When we examine our belief structure, and consciously change the beliefs that don’t give us the experiences we want, we discover the power of Zen. Zen is the region where all things exist. In that region, energy manifest very quickly. Our imagination illuminates the light of Zen, and our emotions signal the physical presence of Zen. Our imagination, beliefs, and emotions create our world. These psychic elements constantly change our reality even when we are unaware of the power within them.

Saturday, May 11, 2013

Information Is In A Constant State Of Change

Facts do not carry labels indicating the appropriate level at which they ought to be considered. Nor does the choice of an inadequate level lead the intelligence into factual error or logical contradictions. When the level of the knower is not adequate to the level of the object of knowledge, the result is not factual error but something much more serious: an inadequate and impoverished view of reality.

E.F. Schumacher, the Buddhist economist, may be considered a bit judgmental by some readers. In the view of our essence, all realities and levels of awareness are acceptable to the conscious mind experiencing them. We attract awareness like a magnet. Awareness always moves toward the consciousness that is attracting it in the form of information. Information is never dead; it is connected to all those who originate, perceive, accept and understand it. Information is in a constant state of change.
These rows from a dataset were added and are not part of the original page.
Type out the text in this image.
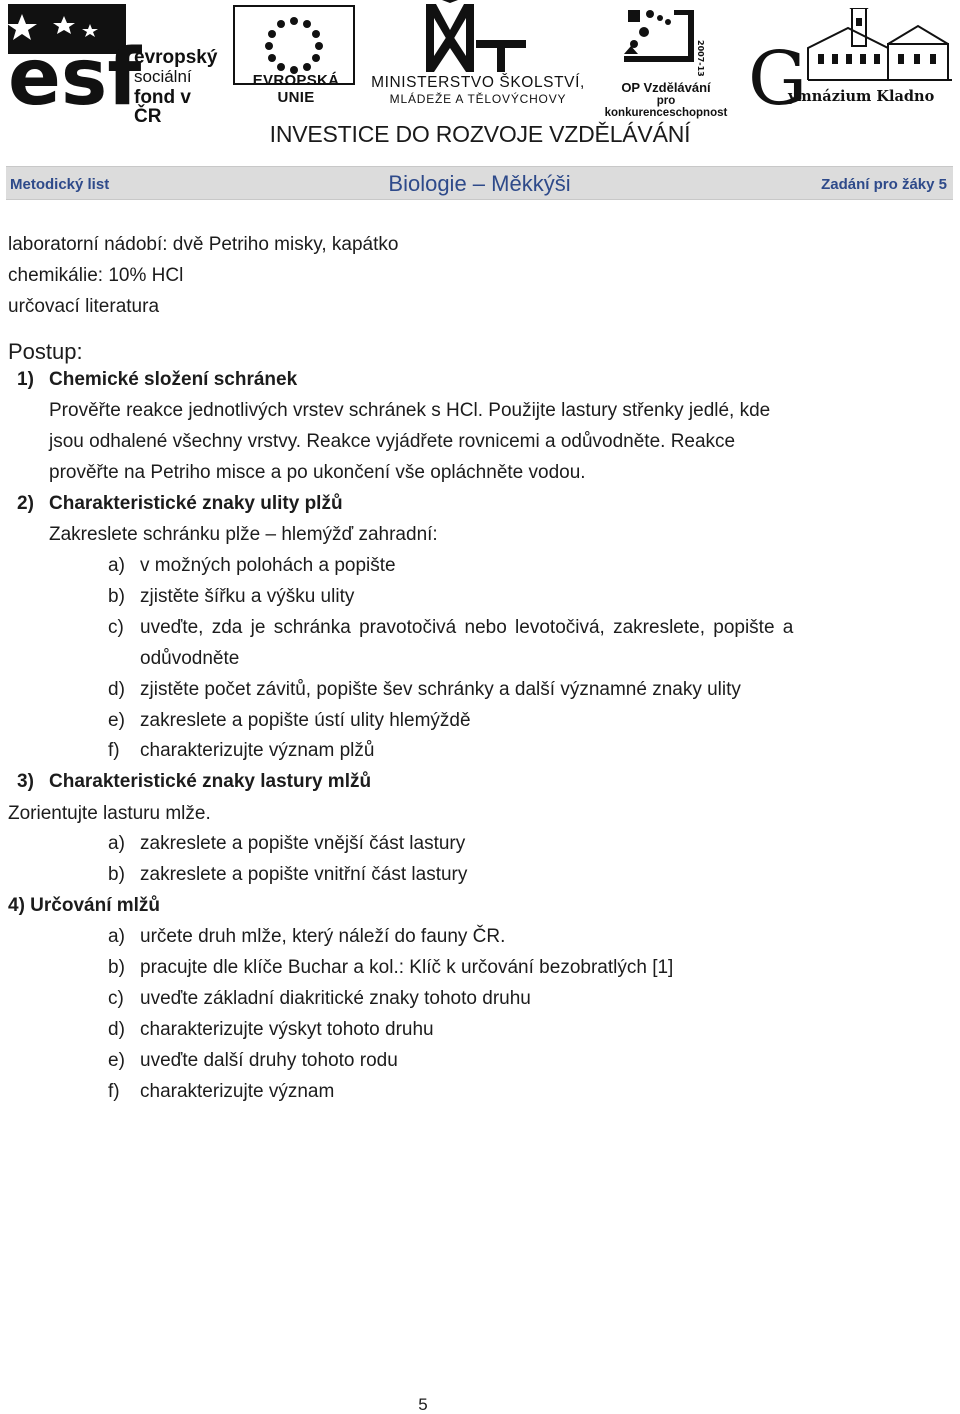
esf
evropský
sociální
fond v ČR
EVROPSKÁ UNIE
MINISTERSTVO ŠKOLSTVÍ,
MLÁDEŽE A TĚLOVÝCHOVY
2007-13
OP Vzdělávání
pro konkurenceschopnost G
ymnázium Kladno
INVESTICE DO ROZVOJE VZDĚLÁVÁNÍ
Metodický list	Biologie – Měkkýši	Zadání pro žáky 5
laboratorní nádobí: dvě Petriho misky, kapátko
chemikálie: 10% HCl
určovací literatura
Postup:
1) Chemické složení schránek
Prověřte reakce jednotlivých vrstev schránek s HCl. Použijte lastury střenky jedlé, kde
jsou odhalené všechny vrstvy. Reakce vyjádřete rovnicemi a odůvodněte. Reakce
prověřte na Petriho misce a po ukončení vše opláchněte vodou.
2) Charakteristické znaky ulity plžů
Zakreslete schránku plže – hlemýžď zahradní:
a) v možných polohách a popište
b) zjistěte šířku a výšku ulity
c) uveďte, zda je schránka pravotočivá nebo levotočivá, zakreslete, popište a
odůvodněte
d) zjistěte počet závitů, popište šev schránky a další významné znaky ulity
e) zakreslete a popište ústí ulity hlemýždě
f) charakterizujte význam plžů
3) Charakteristické znaky lastury mlžů
Zorientujte lasturu mlže.
a) zakreslete a popište vnější část lastury
b) zakreslete a popište vnitřní část lastury
4) Určování mlžů
a) určete druh mlže, který náleží do fauny ČR.
b) pracujte dle klíče Buchar a kol.: Klíč k určování bezobratlých [1]
c) uveďte základní diakritické znaky tohoto druhu
d) charakterizujte výskyt tohoto druhu
e) uveďte další druhy tohoto rodu
f) charakterizujte význam
5
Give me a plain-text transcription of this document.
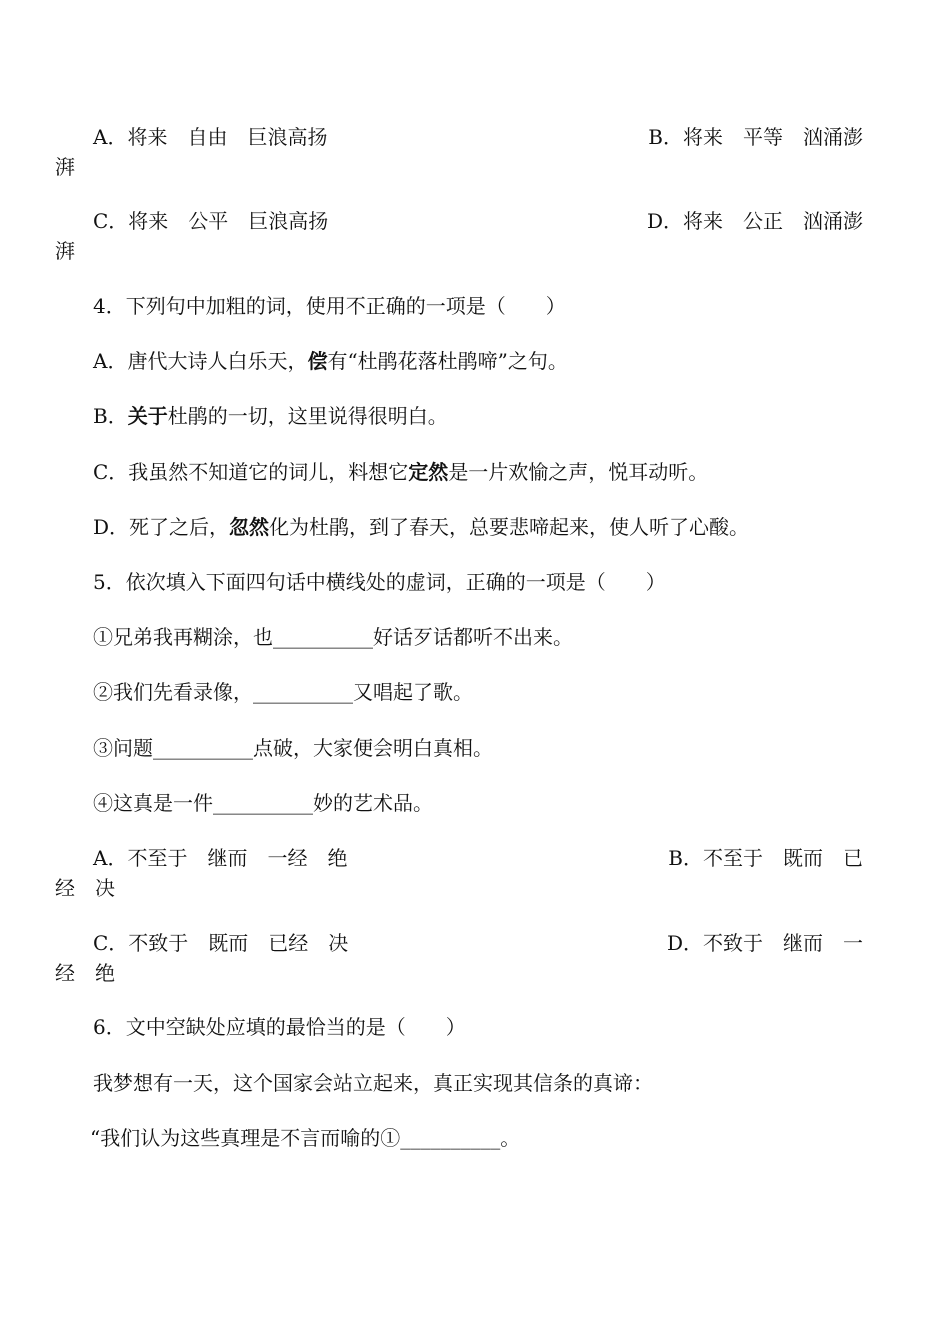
A．将来　自由　巨浪高扬	B．将来　平等　汹涌澎
湃
C．将来　公平　巨浪高扬	D．将来　公正　汹涌澎
湃
4．下列句中加粗的词，使用不正确的一项是（　　）
A．唐代大诗人白乐天，偿有“杜鹃花落杜鹃啼”之句。
B．关于杜鹃的一切，这里说得很明白。
C．我虽然不知道它的词儿，料想它定然是一片欢愉之声，悦耳动听。
D．死了之后，忽然化为杜鹃，到了春天，总要悲啼起来，使人听了心酸。
5．依次填入下面四句话中横线处的虚词，正确的一项是（　　）
①兄弟我再糊涂，也__________好话歹话都听不出来。
②我们先看录像，__________又唱起了歌。
③问题__________点破，大家便会明白真相。
④这真是一件__________妙的艺术品。
A．不至于　继而　一经　绝	B．不至于　既而　已
经　决
C．不致于　既而　已经　决	D．不致于　继而　一
经　绝
6．文中空缺处应填的最恰当的是（　　）
我梦想有一天，这个国家会站立起来，真正实现其信条的真谛：
“我们认为这些真理是不言而喻的①__________。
The inner portion of the conscious mind is filled with unique information. That information has already been used by some form of consciousness. When the conscious mind stimulates the brain in the direction of that information it becomes new information. That information creates awareness in a psychic channel in the conscious mind. Ideas and imagination are psyche material. They can dislodge unsuitable beliefs as well as create new beliefs. In order to get rid of unsuitable beliefs, the imagination must repeatedly move information in and out of the conscious mind.
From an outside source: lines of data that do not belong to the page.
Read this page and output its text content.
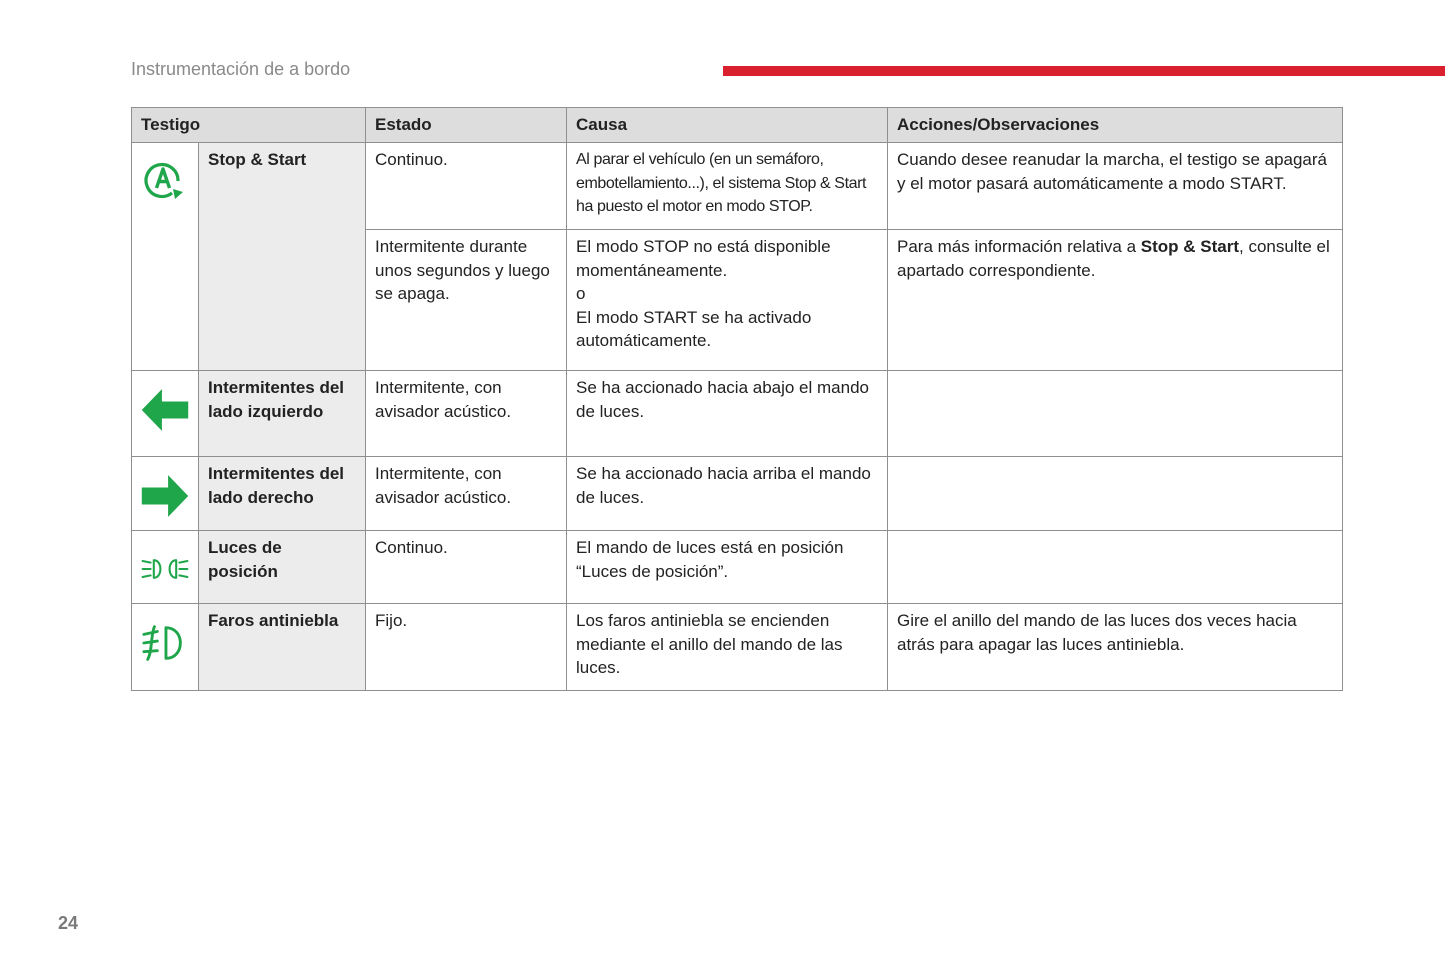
Instrumentación de a bordo
Testigo		Estado	Causa	Acciones/Observaciones

	Stop & Start	Continuo.	Al parar el vehículo (en un semáforo, embotellamiento...), el sistema Stop & Start ha puesto el motor en modo STOP.	Cuando desee reanudar la marcha, el testigo se apagará y el motor pasará automáticamente a modo START.
		Intermitente durante unos segundos y luego se apaga.	El modo STOP no está disponible momentáneamente.
o
El modo START se ha activado automáticamente.	Para más información relativa a Stop & Start, consulte el apartado correspondiente.

	Intermitentes del lado izquierdo	Intermitente, con avisador acústico.	Se ha accionado hacia abajo el mando de luces.	

	Intermitentes del lado derecho	Intermitente, con avisador acústico.	Se ha accionado hacia arriba el mando de luces.	

	Luces de posición	Continuo.	El mando de luces está en posición “Luces de posición”.	

	Faros antiniebla	Fijo.	Los faros antiniebla se encienden mediante el anillo del mando de las luces.	Gire el anillo del mando de las luces dos veces hacia atrás para apagar las luces antiniebla.
24
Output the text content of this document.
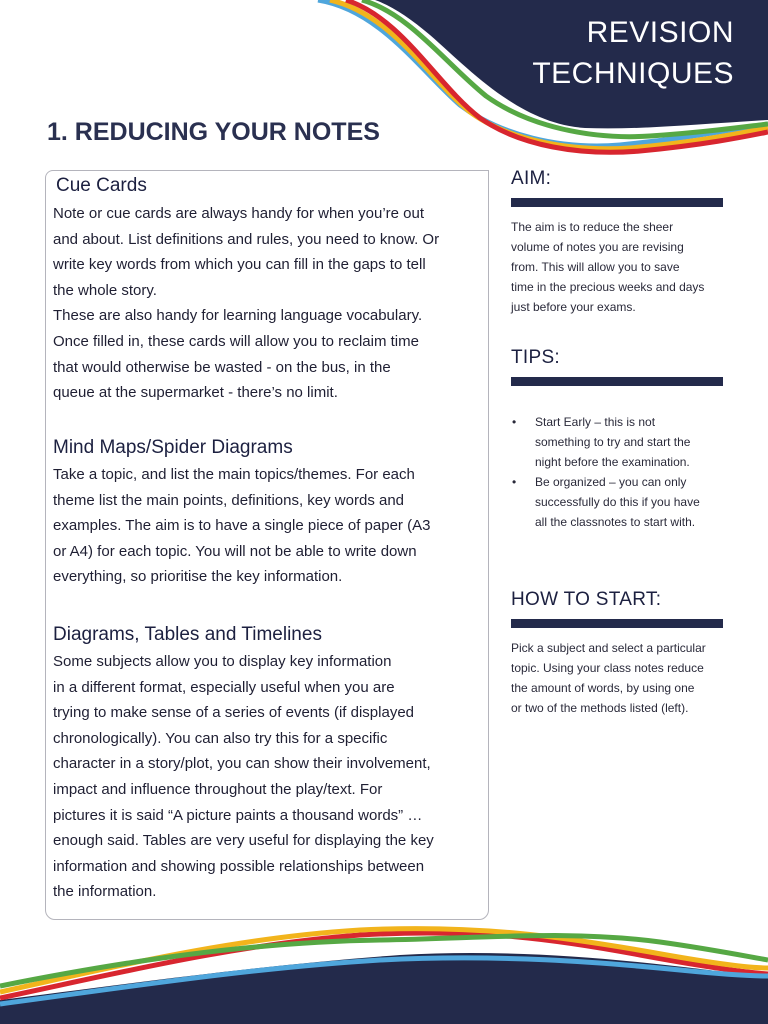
REVISION
TECHNIQUES
1. REDUCING YOUR NOTES
Cue Cards

Note or cue cards are always handy for when you’re out
and about. List definitions and rules, you need to know. Or
write key words from which you can fill in the gaps to tell
the whole story.
These are also handy for learning language vocabulary.
Once filled in, these cards will allow you to reclaim time
that would otherwise be wasted - on the bus, in the
queue at the supermarket - there’s no limit.

Mind Maps/Spider Diagrams

Take a topic, and list the main topics/themes. For each
theme list the main points, definitions, key words and
examples. The aim is to have a single piece of paper (A3
or A4) for each topic. You will not be able to write down
everything, so prioritise the key information.

Diagrams, Tables and Timelines

Some subjects allow you to display key information
in a different format, especially useful when you are
trying to make sense of a series of events (if displayed
chronologically). You can also try this for a specific
character in a story/plot, you can show their involvement,
impact and influence throughout the play/text. For
pictures it is said “A picture paints a thousand words” …
enough said. Tables are very useful for displaying the key
information and showing possible relationships between
the information.

AIM:

The aim is to reduce the sheer
volume of notes you are revising
from. This will allow you to save
time in the precious weeks and days
just before your exams.

TIPS:
• Start Early – this is not
something to try and start the
night before the examination.
• Be organized – you can only
successfully do this if you have
all the classnotes to start with.
HOW TO START:

Pick a subject and select a particular
topic. Using your class notes reduce
the amount of words, by using one
or two of the methods listed (left).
When we become aware of the power of our imagination, it can propel new information in the direction of our desires. The brain analyzes new information, and the experiences that result from this process are in line with our current belief structure.

Saturday, May 4, 2013

Layers Of Beliefs

The exploration of the highest reaches of human nature and of its ultimate possibilities has involved for me the continuous destruction of cherished axioms, the perpetual coping with seeming paradoxes, contradictions and vagueness and the occasional collapse around my ears of long established, firmly believed in and seemingly unassailable laws of psychology.

Abraham Maslow, the 20th century American psychologist, is considered the founder of humanistic psychology. Maslow identified a hierarchy of four layers of basic needs. The four basic needs are: physiological esteem, love, friendship and security. Beyond those levels higher levels of needs exist. Those needs include understanding, esthetic appreciation and spiritual needs. When all of those needs are satisfied the need for self-actualization is activated, which means a person becomes the person they think they were born to be.
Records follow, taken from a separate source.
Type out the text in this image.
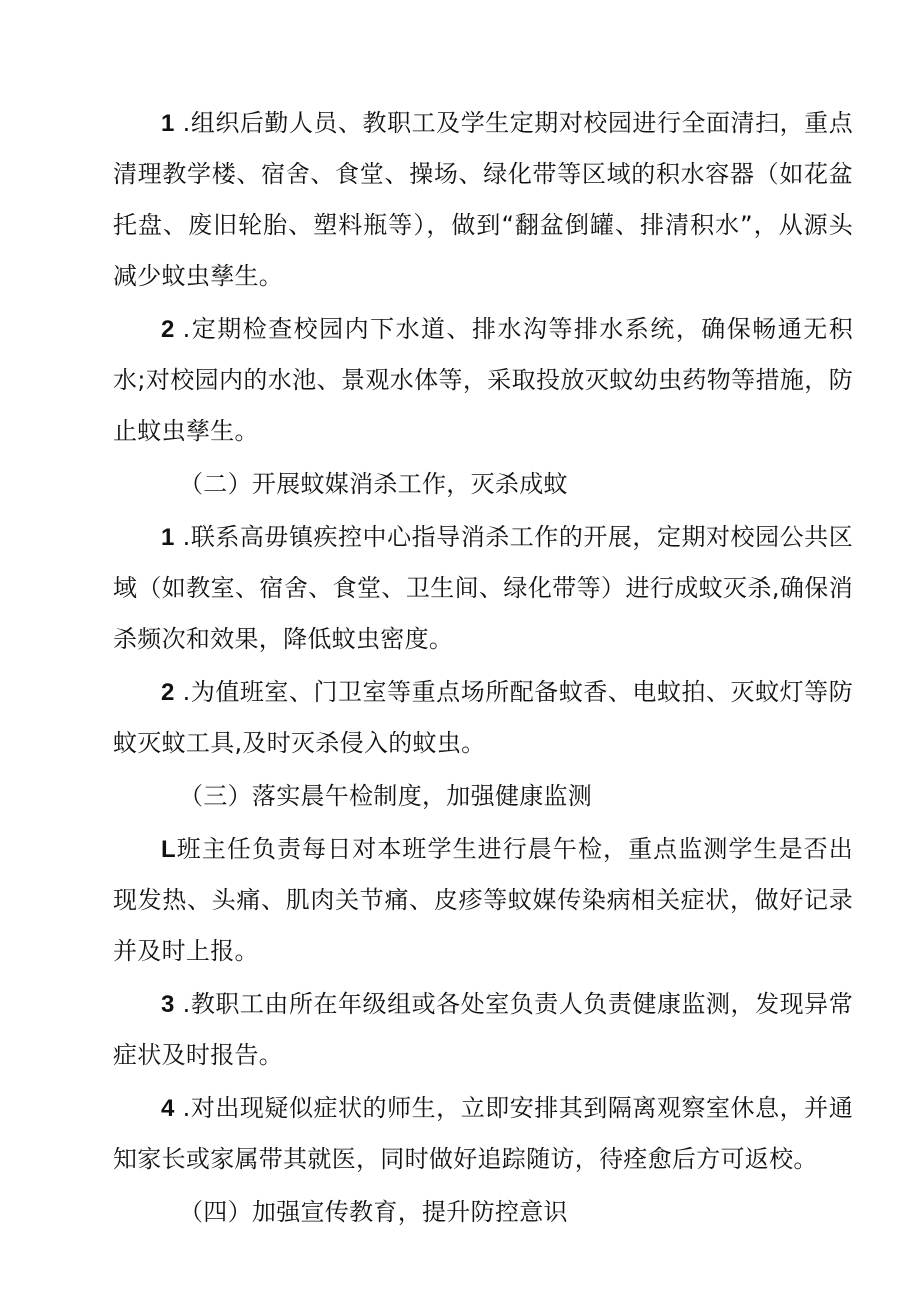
1 .组织后勤人员、教职工及学生定期对校园进行全面清扫，重点清理教学楼、宿舍、食堂、操场、绿化带等区域的积水容器（如花盆托盘、废旧轮胎、塑料瓶等），做到“翻盆倒罐、排清积水”，从源头减少蚊虫孳生。

2 .定期检查校园内下水道、排水沟等排水系统，确保畅通无积水;对校园内的水池、景观水体等，采取投放灭蚊幼虫药物等措施，防止蚊虫孳生。

（二）开展蚊媒消杀工作，灭杀成蚊

1 .联系高毋镇疾控中心指导消杀工作的开展，定期对校园公共区域（如教室、宿舍、食堂、卫生间、绿化带等）进行成蚊灭杀,确保消杀频次和效果，降低蚊虫密度。

2 .为值班室、门卫室等重点场所配备蚊香、电蚊拍、灭蚊灯等防蚊灭蚊工具,及时灭杀侵入的蚊虫。

（三）落实晨午检制度，加强健康监测

L班主任负责每日对本班学生进行晨午检，重点监测学生是否出现发热、头痛、肌肉关节痛、皮疹等蚊媒传染病相关症状，做好记录并及时上报。

3 .教职工由所在年级组或各处室负责人负责健康监测，发现异常症状及时报告。

4 .对出现疑似症状的师生，立即安排其到隔离观察室休息，并通知家长或家属带其就医，同时做好追踪随访，待痊愈后方可返校。

（四）加强宣传教育，提升防控意识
We live in a body filled with beliefs. Maslow identifies needs, but in essence he is talking about our belief structure. Our ideas and thoughts are not shadow images. They are electromagnetic realities that have substance. Thoughts and ideas impact our nervous system and the body responds accordingly.

Our conscious mind is designed to evaluate and assess our physical reality so we can chart a course in our corporeal universe. The energy within the inner self is concentrated to initiate the results asked for by the conscious mind. Our power of action follows the concentrated thoughts and ideas that we turn into beliefs. If we believe we are weak we deny our power of action. Similar beliefs attract each other. We like to be consistent in our experiences as well as our behavior.

Learning to deal with beliefs directly instead of indirectly will change the way we look at the self. If we combine our beliefs with imagination and emotions and form a mental picture of the desired results we can initiate action that will manifest physically. In other words, the inner self creates what we want and the conscious mind responds, but the responses may be tainted with certain beliefs that restrict rather than expand our desires.